RB Morris
Going Back to the Sky

[RB Morris 2020]

Sulla rete: rbmorris.com

File Under: storyteller


di Fabio Cerbone (20/09/2020)

Poeta, songwriter e attore, RB Morris da Knoxville, Tennessee è un tesoro nascosto della canzone americana, una di quelle figure che incarnano alla perfezione l’idea del troubadour, del musicista errante, di chi sa tradurre in una folk song tutto l’arcano del mito della strada, della frontiera, del viaggio infinito. Se ancora resistono scampoli di quel sogno che appartenne alla generazione beat, ma che è filtrato anche nella grande tradizione dei folksinger, sono da cercare in questi testimoni ai margini. Going Back To The Sky, album del tutto indipendente, uscito in sordina all’inizio dell’anno e ora distribuito anche sulle piattaforme digitali internazionali, appartiene al mondo dei John Prine (sulla cui etichetta, la Oh Boy, guarda caso Morris debuttò anni fa grazie all’ottimo e dimenticato Take that Ride), dei Guy Clark, dei Greg Brown (e qui fa il suo ingresso Bo Ramsey, chitarrista e sparring partner di Brown per una vita, che produce e suona nell’intero Going Back To The Sky), insomma, di quelli che curano una canzone come fosse un oggetto di fine artigianato.

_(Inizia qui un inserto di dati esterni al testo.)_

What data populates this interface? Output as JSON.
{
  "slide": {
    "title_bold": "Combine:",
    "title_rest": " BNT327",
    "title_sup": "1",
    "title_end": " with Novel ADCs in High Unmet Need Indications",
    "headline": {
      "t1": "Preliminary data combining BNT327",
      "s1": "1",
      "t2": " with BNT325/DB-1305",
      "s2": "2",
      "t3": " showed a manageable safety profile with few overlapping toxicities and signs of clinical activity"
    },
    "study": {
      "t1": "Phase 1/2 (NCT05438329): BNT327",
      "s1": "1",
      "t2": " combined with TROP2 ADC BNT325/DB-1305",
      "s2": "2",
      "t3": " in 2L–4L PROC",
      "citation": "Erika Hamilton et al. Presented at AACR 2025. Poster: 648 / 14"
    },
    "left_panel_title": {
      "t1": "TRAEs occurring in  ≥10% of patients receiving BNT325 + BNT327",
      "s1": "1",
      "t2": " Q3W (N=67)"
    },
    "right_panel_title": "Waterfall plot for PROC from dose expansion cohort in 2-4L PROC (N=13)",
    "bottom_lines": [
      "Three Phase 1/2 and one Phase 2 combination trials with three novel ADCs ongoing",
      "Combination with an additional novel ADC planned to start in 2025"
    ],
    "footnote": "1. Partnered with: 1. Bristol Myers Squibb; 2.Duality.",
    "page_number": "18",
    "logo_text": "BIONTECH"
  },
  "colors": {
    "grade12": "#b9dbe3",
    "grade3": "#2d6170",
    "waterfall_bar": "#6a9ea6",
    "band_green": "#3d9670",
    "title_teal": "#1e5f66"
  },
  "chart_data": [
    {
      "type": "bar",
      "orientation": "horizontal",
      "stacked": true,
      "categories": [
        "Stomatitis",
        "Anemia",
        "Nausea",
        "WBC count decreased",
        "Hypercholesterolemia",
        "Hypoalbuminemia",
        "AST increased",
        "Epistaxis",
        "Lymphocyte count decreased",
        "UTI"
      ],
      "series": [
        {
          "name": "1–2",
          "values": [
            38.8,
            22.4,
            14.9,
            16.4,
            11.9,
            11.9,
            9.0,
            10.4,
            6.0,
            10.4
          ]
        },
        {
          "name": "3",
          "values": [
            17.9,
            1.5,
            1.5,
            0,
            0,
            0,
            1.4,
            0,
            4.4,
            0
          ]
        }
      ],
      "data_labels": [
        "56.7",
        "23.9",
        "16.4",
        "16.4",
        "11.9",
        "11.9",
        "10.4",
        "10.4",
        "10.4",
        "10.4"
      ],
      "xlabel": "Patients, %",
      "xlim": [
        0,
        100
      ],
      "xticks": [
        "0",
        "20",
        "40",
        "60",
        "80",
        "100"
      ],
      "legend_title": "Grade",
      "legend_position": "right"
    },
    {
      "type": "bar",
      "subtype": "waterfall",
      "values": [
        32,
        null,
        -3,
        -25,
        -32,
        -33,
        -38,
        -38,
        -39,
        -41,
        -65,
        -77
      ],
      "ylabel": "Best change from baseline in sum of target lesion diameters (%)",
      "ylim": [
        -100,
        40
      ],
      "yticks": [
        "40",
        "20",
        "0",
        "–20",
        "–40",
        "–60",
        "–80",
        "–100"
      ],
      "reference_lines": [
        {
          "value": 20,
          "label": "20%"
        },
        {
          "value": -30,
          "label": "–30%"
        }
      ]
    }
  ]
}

Lo dimostra questo album, episodio di una carriera parca e defilata, mentre Morris era impegnato anche a pubblicare due raccolte di poesie (che gli sono valse il plauso dei colleghi Steve Earle e Lucinda Williams) e a scrivere una piece teatrale dedicata al grande scrittore James Agee. Attraversato da un sound asciutto che porta il country di Nashville tra gli acquitrini sudisti, il folk d’autore a contatto con brezze desertiche e il talkin’ blues, Going Back To The Sky conquisterà chi tiene in considerazione voce, testo e musica allo stesso tempo, chi guarda ai dettagli e ai caratteri. RB Morris ne descrive parecchi lungo il percorso, definendo il disco il suo personale “dustbowl record”, non perché necessariamente legato all’influenza della Grande Depressione, di Woody Guthrie o John Steinbeck, quanto perché figlio di una sorta di diario musicale da grande romanzo americano. E che si tratti di un racconto in musica, diviso in quattordici capitoli/ canzoni, lo si intuisce dalla presenza di un Prelude, breve strumentale attraversato dal malinconico soffio dell’armonica di Mickey Raphael (Willie Nelson), che sembra fare da prefazione, prima che appaia il dolcissimo walzer di Red Sky a dare il via alla narrazione.

Voce confidenziale, cadenza bluesy, Morris lascia cullare versi e descrizioni dalla chitarra ficcante eppure minimale di un maestro come Bo Ramsey, accomodandosi tra l’aria pigra e laid back di Me and My Wife Ruth, quella sabbiosa e western di Missouri River Hat Blowing Incident, tra il recitato paludoso di Montana Moon, che evoca i fantasmi di Tony Joe White e John Trudell, l’allestimento swamp in piena regola di Six Black Horses and a 72 Oz. Steak e una spassosa pantomima mariachi, Under the Cigar Trees, che piacerebbe a Joe Ely. Oltre al pizzicare languido di Ramsey, si mettono in evidenza la steel guitar di Greg Horne e occasionalmente il mandolino e il violino di David Mansfield, mentre la ritmica ondeggia indolente tra lo scheletro rockabilly di That’s the Way I Do, che potrebbe uscire dai primordi della Sun records, la manfrina jazzy di Old Copper Penny e persino il romanticismo retro di Once in a Blue Moon.

Che un album così si chiuda sulle note di una ballata folk come Walking Song è meglio di una confessione a cuore aperto: là fuori resta solo la strada, RB Morris ce la racconta poggiando sulle spalle dei giganti.